Last week, Abouel Fotouh, on his website, presented his vision for a way out from Egypt’s political crisis, suggesting early presidential elections within one week and the release of all “opposition” leaders and political prisoners held without trial since the ouster of former president Mohamed Morsi in 2013.
According to Abouel Fotouh, who supported Morsi’s ouster but condemned the subsequent government’s crackdown on opposition, said his vision for democracy requires “the inclusion of all component currents” which show commitment to the conditions of peaceful, declared and constitutional activity.
But his suggestion to include all political stripes and early elections did not appeal to many commentators who saw it as an attempt to save his old group from demise.

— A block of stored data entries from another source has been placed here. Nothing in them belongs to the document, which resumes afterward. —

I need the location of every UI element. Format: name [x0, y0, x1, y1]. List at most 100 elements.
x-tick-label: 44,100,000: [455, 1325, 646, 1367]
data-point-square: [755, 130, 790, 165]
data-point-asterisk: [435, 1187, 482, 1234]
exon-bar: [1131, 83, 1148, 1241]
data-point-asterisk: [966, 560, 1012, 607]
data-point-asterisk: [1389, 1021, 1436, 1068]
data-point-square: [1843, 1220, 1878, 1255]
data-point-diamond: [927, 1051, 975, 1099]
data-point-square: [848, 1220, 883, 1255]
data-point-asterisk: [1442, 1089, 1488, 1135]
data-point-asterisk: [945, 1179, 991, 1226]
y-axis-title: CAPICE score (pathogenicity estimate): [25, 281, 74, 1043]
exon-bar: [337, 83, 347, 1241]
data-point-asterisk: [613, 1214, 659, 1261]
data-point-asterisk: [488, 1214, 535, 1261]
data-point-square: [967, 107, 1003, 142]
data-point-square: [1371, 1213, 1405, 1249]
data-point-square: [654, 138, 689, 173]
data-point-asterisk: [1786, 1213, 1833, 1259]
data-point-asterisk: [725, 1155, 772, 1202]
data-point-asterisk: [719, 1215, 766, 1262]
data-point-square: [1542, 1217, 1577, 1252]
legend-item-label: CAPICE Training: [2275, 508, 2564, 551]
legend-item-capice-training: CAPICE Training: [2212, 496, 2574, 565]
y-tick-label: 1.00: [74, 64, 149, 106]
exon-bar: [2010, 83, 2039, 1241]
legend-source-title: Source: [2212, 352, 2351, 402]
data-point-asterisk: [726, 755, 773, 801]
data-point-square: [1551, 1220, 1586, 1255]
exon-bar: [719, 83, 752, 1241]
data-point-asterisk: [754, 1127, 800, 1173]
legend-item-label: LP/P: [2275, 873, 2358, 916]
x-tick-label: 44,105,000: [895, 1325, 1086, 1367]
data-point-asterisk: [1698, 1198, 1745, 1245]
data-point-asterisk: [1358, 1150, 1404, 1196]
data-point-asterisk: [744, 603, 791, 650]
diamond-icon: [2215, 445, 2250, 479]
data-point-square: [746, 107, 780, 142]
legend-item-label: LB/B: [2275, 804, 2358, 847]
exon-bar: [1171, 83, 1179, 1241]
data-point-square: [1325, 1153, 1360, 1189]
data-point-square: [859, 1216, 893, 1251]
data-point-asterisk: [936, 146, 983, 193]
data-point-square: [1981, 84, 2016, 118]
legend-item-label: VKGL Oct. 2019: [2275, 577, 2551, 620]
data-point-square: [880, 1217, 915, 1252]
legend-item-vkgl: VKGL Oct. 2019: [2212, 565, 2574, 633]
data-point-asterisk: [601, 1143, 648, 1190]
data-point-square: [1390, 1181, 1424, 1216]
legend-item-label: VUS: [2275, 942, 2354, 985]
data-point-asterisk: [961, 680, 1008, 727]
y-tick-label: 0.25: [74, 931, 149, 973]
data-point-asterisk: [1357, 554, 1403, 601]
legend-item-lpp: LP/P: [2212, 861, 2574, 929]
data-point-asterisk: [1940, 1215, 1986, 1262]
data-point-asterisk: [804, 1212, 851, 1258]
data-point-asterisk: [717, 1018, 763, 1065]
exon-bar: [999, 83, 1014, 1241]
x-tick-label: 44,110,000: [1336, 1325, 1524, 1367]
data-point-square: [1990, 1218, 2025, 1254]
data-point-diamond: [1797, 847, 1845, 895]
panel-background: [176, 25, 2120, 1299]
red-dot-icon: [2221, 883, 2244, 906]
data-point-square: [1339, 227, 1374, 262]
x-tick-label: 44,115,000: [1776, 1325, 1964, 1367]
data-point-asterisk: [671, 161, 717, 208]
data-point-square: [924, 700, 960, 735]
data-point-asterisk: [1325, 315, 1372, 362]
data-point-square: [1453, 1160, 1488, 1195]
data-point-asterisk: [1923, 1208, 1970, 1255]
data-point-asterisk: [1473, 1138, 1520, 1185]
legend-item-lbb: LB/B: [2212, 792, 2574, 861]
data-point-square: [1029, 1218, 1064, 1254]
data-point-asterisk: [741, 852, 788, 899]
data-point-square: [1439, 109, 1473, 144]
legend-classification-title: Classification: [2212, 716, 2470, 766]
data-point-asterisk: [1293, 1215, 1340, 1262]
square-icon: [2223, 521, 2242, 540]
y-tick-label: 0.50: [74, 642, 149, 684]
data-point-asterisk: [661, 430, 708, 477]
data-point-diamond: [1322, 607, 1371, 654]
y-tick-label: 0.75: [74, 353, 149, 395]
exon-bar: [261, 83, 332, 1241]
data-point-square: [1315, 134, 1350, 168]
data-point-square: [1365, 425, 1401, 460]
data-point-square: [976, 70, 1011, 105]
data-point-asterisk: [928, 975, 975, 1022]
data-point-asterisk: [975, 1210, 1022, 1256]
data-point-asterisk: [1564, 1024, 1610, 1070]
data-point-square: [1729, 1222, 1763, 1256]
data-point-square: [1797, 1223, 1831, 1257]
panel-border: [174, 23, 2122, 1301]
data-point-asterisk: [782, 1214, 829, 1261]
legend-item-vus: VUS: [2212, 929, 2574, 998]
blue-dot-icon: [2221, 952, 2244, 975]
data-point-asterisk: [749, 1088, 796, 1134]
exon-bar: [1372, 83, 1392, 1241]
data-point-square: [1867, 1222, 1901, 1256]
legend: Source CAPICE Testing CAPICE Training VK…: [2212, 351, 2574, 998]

"Egypt does not need early presidential elections which those in power and the majority of people find unjustified”, wrote Amr al-Shobaky, a former MP and a political analyst in a column at Al-Masry Al-Youm Thursday.
“State bodies are not detached from their patrons, are close to their rhetoric and contribute to it. That makes it impossible to accept the idea of early presidential elections, even theoretically”, he worte.
Shobaky added that Egypt, however, could use “genuine, pluralistic elections within three years”.
Tareq al-Bishbishy, a former Muslim Brotherhood leader, sees the proposal an attempt to “save the Muslim Brotherhood from their catastrophic fate”, as he put it in an interview with the website of independent newspaper Youm7.
But others believe Abouel Fotouh, the chairman of Misr al-Qawia Party, is only seeking personal gain.
“The initiative by Misr al-Qawia Party chairman was not meant to present a viewpoint carrying an exit from the current crisis, but he rather wanted to reintroduce himself as a politician with a role in the political scene after a long absence”, Tarek Abul Saad, a researcher in Islamist movements, told Albawabhnews News website.
Mohamed Abu Hamed, a former MP and an ardent opponent to the Muslim Brotherhood, said Abouel Fotouh “has no capacity to speak for the people”, adding on his twitter page that “Egypt has a legitimately elected president who enjoys an undeniable popular support”, as he put it.
Abouel Fotouh’s party, however, clarified that its chairman had not made any official proposal to the current authorities.
Misr al-Qawia spokesperson Ahmed Imam told Qatari Aljazeera news website that Abouel Fotouh was merely offering “a vision and an account of the past two years” which followed Morsi’s ouster.
“An initiative is offered to a party that is ready for dialogue and debate, while the current authorities are not handling any initiative and never seeks a solution,” Imam said, adding that similar proposals like Abouel Fotouh’s had been turned down.